While the act of giving someone the finger may be seen as impolite, insulting, and unsuitable, it is not considered illegal under Canadian law.
In fact, a judge in Canada recently upheld that flipping someone off is protected under the country’s Charter of Rights and Freedoms.
Judge Dennis Galiatsatos wrote in his ruling on February 24th that giving the middle finger is a right enshrined in the Charter and is not a crime.
In May 2021, a dispute between two neighbors in a Montreal suburb brought the legality of a raised middle finger into question.
Court documents state that while Michael Naccache was outside of his home, Neall Epstein walked by and Naccache accused him of startling him and making vulgar gestures, such as a raised middle finger and a throat-slitting motion.

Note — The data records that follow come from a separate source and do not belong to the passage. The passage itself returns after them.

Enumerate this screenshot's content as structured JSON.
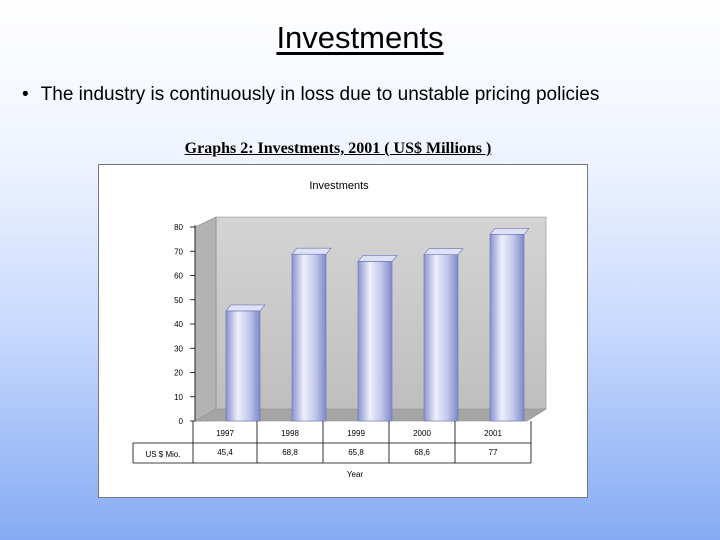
{
  "slide": {
    "title": "Investments",
    "bullet_symbol": "•",
    "bullet": "The industry is continuously in loss due to unstable pricing policies",
    "caption": "Graphs 2: Investments, 2001  ( US$ Millions )"
  },
  "chart_data": {
    "type": "bar",
    "title": "Investments",
    "xlabel": "Year",
    "ylabel": "",
    "categories": [
      "1997",
      "1998",
      "1999",
      "2000",
      "2001"
    ],
    "series": [
      {
        "name": "US $ Mio.",
        "values": [
          45.4,
          68.8,
          65.8,
          68.6,
          77
        ]
      }
    ],
    "value_labels": [
      "45,4",
      "68,8",
      "65,8",
      "68,6",
      "77"
    ],
    "ylim": [
      0,
      80
    ],
    "y_ticks": [
      0,
      10,
      20,
      30,
      40,
      50,
      60,
      70,
      80
    ],
    "grid": false,
    "data_table": true,
    "colors": {
      "bar": "#b8bfe6",
      "bar_light": "#eef0fb",
      "bar_dark": "#7f89c8",
      "wall": "#c9c9c9",
      "floor": "#a8a8a8"
    }
  }
}
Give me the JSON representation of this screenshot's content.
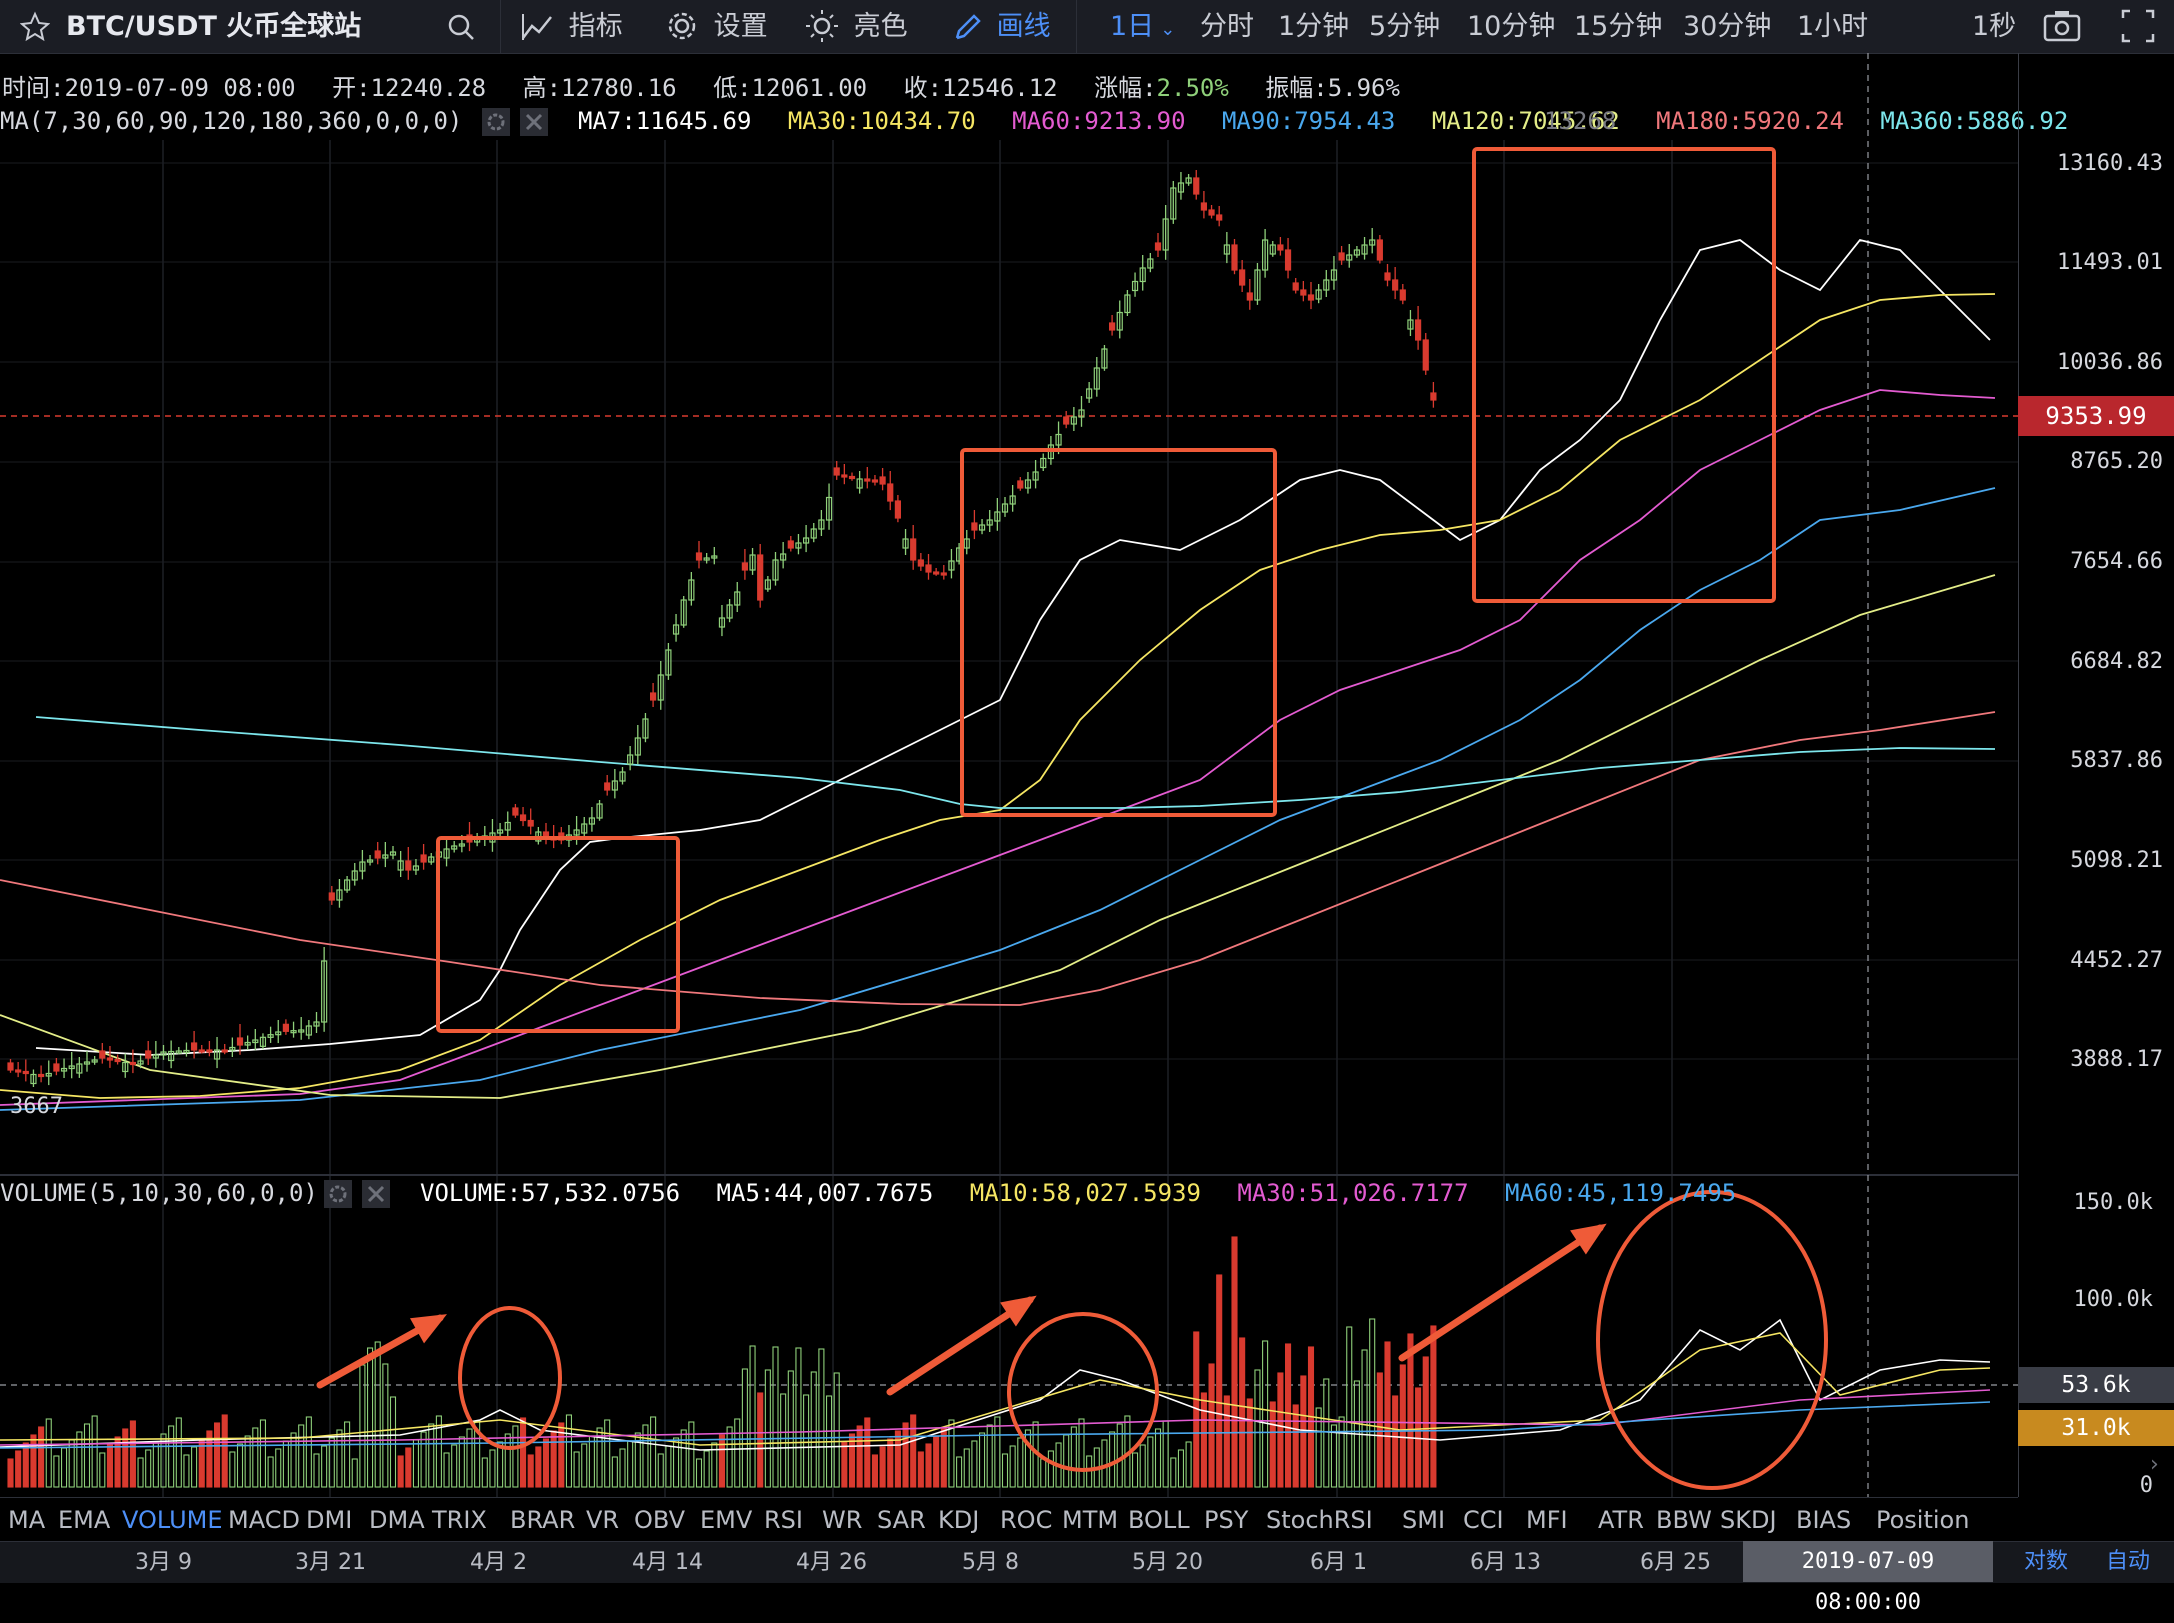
{
  "toolbar": {
    "symbol": "BTC/USDT 火币全球站",
    "indicators_label": "指标",
    "settings_label": "设置",
    "theme_label": "亮色",
    "draw_label": "画线",
    "periods": [
      "1日",
      "分时",
      "1分钟",
      "5分钟",
      "10分钟",
      "15分钟",
      "30分钟",
      "1小时"
    ],
    "refresh": "1秒",
    "icons": [
      "star-icon",
      "search-icon",
      "indicator-icon",
      "gear-icon",
      "sun-icon",
      "pencil-icon",
      "camera-icon",
      "fullscreen-icon"
    ]
  },
  "ohlc": {
    "time": "时间:2019-07-09 08:00",
    "open": "开:12240.28",
    "high": "高:12780.16",
    "low": "低:12061.00",
    "close_label": "收:12546.12",
    "change_label": "涨幅:",
    "change_value": "2.50%",
    "amplitude": "振幅:5.96%"
  },
  "ma": {
    "params": "MA(7,30,60,90,120,180,360,0,0,0)",
    "values": [
      {
        "label": "MA7:11645.69",
        "color": "#ffffff"
      },
      {
        "label": "MA30:10434.70",
        "color": "#f5e663"
      },
      {
        "label": "MA60:9213.90",
        "color": "#e35bd1"
      },
      {
        "label": "MA90:7954.43",
        "color": "#4aa8ee"
      },
      {
        "label": "MA120:7045.62",
        "color": "#e3ed88"
      },
      {
        "label": "MA180:5920.24",
        "color": "#f0787c"
      },
      {
        "label": "MA360:5886.92",
        "color": "#7de6ec"
      }
    ],
    "overlap_text": "13268"
  },
  "price_axis": {
    "labels": [
      "13160.43",
      "11493.01",
      "10036.86",
      "8765.20",
      "7654.66",
      "6684.82",
      "5837.86",
      "5098.21",
      "4452.27",
      "3888.17"
    ],
    "last_price": "9353.99",
    "low_marker": "3667"
  },
  "volume": {
    "params": "VOLUME(5,10,30,60,0,0)",
    "values": [
      {
        "label": "VOLUME:57,532.0756",
        "color": "#ffffff"
      },
      {
        "label": "MA5:44,007.7675",
        "color": "#ffffff"
      },
      {
        "label": "MA10:58,027.5939",
        "color": "#f5e663"
      },
      {
        "label": "MA30:51,026.7177",
        "color": "#e35bd1"
      },
      {
        "label": "MA60:45,119.7495",
        "color": "#4aa8ee"
      }
    ],
    "axis_labels": [
      "150.0k",
      "100.0k",
      "0"
    ],
    "marker_1": "53.6k",
    "marker_2": "31.0k"
  },
  "indicator_tabs": [
    "MA",
    "EMA",
    "VOLUME",
    "MACD",
    "DMI",
    "DMA",
    "TRIX",
    "BRAR",
    "VR",
    "OBV",
    "EMV",
    "RSI",
    "WR",
    "SAR",
    "KDJ",
    "ROC",
    "MTM",
    "BOLL",
    "PSY",
    "StochRSI",
    "SMI",
    "CCI",
    "MFI",
    "ATR",
    "BBW",
    "SKDJ",
    "BIAS",
    "Position"
  ],
  "active_indicator": "VOLUME",
  "dates": [
    "3月 9",
    "3月 21",
    "4月 2",
    "4月 14",
    "4月 26",
    "5月 8",
    "5月 20",
    "6月 1",
    "6月 13",
    "6月 25"
  ],
  "crosshair_date": "2019-07-09 08:00:00",
  "bottom_right": {
    "log": "对数",
    "auto": "自动"
  },
  "colors": {
    "up": "#8fd07a",
    "down": "#d93a2f",
    "highlight": "#ef5b38",
    "accent": "#4d8ff7"
  }
}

Epstein acknowledged using foul language and displaying his middle finger towards Naccache, but he claimed that Naccache was the one who instigated the argument and insulted him with offensive language. Epstein also denied making any gestures indicating he would harm his neighbor.
Afterwards, Naccache contacted the police, leading to Epstein’s arrest on charges of criminal harassment and making death threats against Naccache. The two neighbors have a history of conflicts, and police intervention was not uncommon in their disputes.
The judge ruled that nearby surveillance footage did not corroborate Naccache’s accusation and ultimately dismissed Epstein’s charges.
During his decision, Galiatsatos also said that “offending someone is not a crime.”
“The complainants are free to clutch their pearls in the face of such an insult. However, the police department and the 9-1-1 dispatching service have more important priorities to address,” he wrote.